Industria textil: incertidumbre por la renovación del acuerdo que baja aportes y frena despidos
La industria textil argentina se encuentra en un momento de definición crucial. Esta semana, precisamente el viernes, vence el plazo para la renovación de un acuerdo convencional que ha sido un pilar fundamental para el sector en un contexto de profunda caída de las ventas. Este convenio permitió a las empresas acceder a un significativo respiro fiscal a cambio de un compromiso explícito de no realizar despidos de personal.

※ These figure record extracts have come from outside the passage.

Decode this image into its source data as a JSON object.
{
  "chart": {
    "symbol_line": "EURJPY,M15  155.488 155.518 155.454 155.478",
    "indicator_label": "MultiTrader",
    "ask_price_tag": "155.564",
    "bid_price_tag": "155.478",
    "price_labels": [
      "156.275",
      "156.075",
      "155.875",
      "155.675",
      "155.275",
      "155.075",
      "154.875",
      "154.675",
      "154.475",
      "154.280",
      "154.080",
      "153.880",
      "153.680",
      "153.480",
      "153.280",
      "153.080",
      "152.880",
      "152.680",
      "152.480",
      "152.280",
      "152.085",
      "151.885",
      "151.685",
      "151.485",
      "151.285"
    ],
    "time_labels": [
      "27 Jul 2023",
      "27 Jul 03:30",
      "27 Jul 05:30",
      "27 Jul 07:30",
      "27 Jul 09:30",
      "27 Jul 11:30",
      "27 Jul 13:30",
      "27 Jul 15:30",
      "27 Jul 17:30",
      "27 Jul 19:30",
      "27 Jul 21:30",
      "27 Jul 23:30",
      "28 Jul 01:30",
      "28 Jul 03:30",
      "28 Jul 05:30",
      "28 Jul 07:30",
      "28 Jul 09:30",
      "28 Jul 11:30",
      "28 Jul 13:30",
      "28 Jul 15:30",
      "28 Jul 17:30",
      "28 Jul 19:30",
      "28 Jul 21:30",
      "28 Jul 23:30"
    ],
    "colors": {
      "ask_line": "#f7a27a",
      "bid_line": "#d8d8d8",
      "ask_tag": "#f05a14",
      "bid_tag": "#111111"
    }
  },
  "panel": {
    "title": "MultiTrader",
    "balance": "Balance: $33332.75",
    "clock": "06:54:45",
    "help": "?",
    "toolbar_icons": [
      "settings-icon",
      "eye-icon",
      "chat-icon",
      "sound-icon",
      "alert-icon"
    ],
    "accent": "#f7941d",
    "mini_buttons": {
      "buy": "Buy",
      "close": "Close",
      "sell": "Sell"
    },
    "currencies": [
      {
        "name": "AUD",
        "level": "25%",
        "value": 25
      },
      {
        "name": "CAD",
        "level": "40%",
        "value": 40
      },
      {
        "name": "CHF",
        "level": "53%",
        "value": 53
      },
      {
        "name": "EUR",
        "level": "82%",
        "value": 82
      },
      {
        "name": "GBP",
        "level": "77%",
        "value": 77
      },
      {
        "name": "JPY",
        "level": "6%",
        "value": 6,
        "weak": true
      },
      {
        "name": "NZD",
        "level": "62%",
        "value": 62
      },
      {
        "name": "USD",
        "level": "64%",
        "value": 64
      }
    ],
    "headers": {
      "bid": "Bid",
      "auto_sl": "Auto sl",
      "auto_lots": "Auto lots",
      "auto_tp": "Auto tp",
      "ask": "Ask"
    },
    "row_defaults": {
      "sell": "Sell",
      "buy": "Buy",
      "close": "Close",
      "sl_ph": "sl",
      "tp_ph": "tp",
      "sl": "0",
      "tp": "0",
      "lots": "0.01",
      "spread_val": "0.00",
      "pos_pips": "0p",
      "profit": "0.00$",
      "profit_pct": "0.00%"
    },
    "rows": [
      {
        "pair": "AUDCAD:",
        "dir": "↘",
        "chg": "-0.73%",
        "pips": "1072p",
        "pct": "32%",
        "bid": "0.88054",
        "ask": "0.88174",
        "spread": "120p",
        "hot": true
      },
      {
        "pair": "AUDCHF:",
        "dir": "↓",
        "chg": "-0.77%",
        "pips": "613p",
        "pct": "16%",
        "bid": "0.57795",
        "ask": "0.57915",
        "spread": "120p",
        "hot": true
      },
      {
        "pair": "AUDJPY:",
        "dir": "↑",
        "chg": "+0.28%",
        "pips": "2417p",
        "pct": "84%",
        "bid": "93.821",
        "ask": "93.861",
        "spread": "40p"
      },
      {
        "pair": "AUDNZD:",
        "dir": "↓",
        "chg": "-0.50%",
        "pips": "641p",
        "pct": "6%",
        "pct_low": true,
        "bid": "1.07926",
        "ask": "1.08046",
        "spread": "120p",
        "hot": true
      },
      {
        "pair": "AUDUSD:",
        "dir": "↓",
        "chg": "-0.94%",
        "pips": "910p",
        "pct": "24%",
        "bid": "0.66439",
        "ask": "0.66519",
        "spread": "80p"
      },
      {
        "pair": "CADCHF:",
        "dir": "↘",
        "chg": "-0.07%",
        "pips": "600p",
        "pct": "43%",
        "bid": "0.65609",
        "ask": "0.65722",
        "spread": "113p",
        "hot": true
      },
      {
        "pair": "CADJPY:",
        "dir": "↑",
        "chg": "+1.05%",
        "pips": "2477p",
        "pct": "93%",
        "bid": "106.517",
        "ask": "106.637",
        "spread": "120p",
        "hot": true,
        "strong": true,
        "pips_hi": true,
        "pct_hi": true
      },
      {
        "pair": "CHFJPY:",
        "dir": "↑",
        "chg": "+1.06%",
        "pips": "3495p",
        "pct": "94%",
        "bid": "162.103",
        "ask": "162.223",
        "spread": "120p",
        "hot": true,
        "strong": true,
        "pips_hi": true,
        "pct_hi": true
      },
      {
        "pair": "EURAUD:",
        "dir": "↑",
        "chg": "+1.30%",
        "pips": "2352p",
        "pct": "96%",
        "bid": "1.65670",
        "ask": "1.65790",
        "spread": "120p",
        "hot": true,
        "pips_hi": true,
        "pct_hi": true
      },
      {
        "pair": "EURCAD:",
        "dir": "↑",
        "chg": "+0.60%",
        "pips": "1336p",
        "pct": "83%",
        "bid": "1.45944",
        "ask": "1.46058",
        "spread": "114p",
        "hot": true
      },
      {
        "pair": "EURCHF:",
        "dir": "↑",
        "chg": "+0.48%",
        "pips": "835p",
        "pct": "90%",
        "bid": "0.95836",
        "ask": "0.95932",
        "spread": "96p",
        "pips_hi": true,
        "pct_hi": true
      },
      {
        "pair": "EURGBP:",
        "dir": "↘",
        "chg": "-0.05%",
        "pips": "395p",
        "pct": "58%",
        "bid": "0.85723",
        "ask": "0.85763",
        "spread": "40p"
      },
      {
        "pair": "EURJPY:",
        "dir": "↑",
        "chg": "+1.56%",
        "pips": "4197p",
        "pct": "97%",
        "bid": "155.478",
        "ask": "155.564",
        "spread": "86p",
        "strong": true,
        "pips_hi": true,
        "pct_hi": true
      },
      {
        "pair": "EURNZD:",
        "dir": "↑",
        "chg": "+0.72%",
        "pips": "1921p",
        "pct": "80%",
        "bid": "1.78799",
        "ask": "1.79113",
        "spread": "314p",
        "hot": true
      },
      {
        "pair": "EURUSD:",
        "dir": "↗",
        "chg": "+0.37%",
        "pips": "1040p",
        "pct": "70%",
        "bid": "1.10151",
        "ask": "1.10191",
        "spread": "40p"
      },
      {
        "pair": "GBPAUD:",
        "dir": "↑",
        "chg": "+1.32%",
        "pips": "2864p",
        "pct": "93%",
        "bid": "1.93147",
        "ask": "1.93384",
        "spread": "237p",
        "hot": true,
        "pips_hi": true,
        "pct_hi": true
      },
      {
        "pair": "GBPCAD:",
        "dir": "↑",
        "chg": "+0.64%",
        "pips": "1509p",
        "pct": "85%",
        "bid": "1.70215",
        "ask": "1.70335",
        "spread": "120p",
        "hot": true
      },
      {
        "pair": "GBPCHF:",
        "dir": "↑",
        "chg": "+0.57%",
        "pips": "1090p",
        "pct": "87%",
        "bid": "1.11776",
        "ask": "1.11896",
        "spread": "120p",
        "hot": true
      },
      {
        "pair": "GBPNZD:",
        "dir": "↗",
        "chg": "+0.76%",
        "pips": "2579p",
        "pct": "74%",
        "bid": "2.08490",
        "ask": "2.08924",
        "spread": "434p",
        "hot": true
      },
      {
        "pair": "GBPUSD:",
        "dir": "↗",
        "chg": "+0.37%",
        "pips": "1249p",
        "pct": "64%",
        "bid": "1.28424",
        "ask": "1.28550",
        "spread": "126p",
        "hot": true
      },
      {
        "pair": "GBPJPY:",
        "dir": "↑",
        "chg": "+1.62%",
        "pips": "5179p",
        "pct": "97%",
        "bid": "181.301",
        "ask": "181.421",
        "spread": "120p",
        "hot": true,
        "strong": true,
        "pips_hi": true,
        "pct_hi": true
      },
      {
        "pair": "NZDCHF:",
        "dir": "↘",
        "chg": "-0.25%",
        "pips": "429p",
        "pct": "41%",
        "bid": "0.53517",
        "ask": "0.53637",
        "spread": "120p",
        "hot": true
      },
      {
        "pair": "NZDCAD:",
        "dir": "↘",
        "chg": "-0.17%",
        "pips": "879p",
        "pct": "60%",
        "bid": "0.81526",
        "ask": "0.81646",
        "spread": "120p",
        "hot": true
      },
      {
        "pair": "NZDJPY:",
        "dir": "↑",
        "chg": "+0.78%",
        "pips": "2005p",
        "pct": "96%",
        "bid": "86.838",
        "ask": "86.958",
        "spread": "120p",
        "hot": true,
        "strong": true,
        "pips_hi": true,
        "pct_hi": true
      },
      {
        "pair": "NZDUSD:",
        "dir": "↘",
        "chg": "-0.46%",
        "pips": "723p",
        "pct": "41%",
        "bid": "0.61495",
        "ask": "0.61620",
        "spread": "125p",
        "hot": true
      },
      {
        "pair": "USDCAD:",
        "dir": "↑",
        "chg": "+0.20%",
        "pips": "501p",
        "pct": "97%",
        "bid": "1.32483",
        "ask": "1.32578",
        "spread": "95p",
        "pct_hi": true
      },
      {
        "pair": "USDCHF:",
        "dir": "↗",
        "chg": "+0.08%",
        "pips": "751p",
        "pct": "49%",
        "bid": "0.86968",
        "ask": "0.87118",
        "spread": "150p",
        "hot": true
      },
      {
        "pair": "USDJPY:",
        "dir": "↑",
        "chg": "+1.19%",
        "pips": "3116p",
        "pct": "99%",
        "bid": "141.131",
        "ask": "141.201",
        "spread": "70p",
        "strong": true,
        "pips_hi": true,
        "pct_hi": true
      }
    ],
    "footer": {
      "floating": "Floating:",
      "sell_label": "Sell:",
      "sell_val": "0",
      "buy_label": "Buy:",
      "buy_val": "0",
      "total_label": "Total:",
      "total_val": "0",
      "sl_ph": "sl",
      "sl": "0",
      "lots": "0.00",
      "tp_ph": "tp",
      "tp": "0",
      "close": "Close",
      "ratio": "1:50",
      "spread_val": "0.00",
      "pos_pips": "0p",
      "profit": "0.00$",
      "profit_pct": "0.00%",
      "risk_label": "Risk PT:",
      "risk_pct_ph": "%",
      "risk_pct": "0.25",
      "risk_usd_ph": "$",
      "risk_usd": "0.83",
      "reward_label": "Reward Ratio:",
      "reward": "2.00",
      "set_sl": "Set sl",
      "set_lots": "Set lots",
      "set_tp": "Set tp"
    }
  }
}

La expectativa es palpable entre los empresarios textiles, quienes, en diálogo con LA NACION, expresaron su preocupación ante la falta de una confirmación oficial. Si bien la intención del Ministerio de Capital Humano, cartera a cargo de la negociación, es continuar con la medida, la firma definitiva para la prórroga aún no se ha concretado. Esta situación genera un clima de incertidumbre en un sector ya golpeado por la recesión económica.
El acuerdo en cuestión representa una herramienta vital para la sostenibilidad de miles de puestos de trabajo y la viabilidad de numerosas empresas. Su no renovación implicaría un impacto directo en los costos laborales para las compañías, que verían incrementados sus aportes, y podría desencadenar una ola de despidos, contraviniendo el espíritu de la medida original. La prórroga de este convenio se percibe como esencial para mantener la estabilidad en un sector que emplea a una gran cantidad de argentinos.
Desde el Gobierno nacional, específicamente desde el área de Capital Humano, no se han emitido comunicados oficiales que confirmen la extensión del acuerdo. Esta ausencia de información agudiza la ansiedad en el ámbito empresarial y sindical, donde se aguarda con urgencia una resolución que brinde previsibilidad a la planificación productiva y laboral de la industria textil.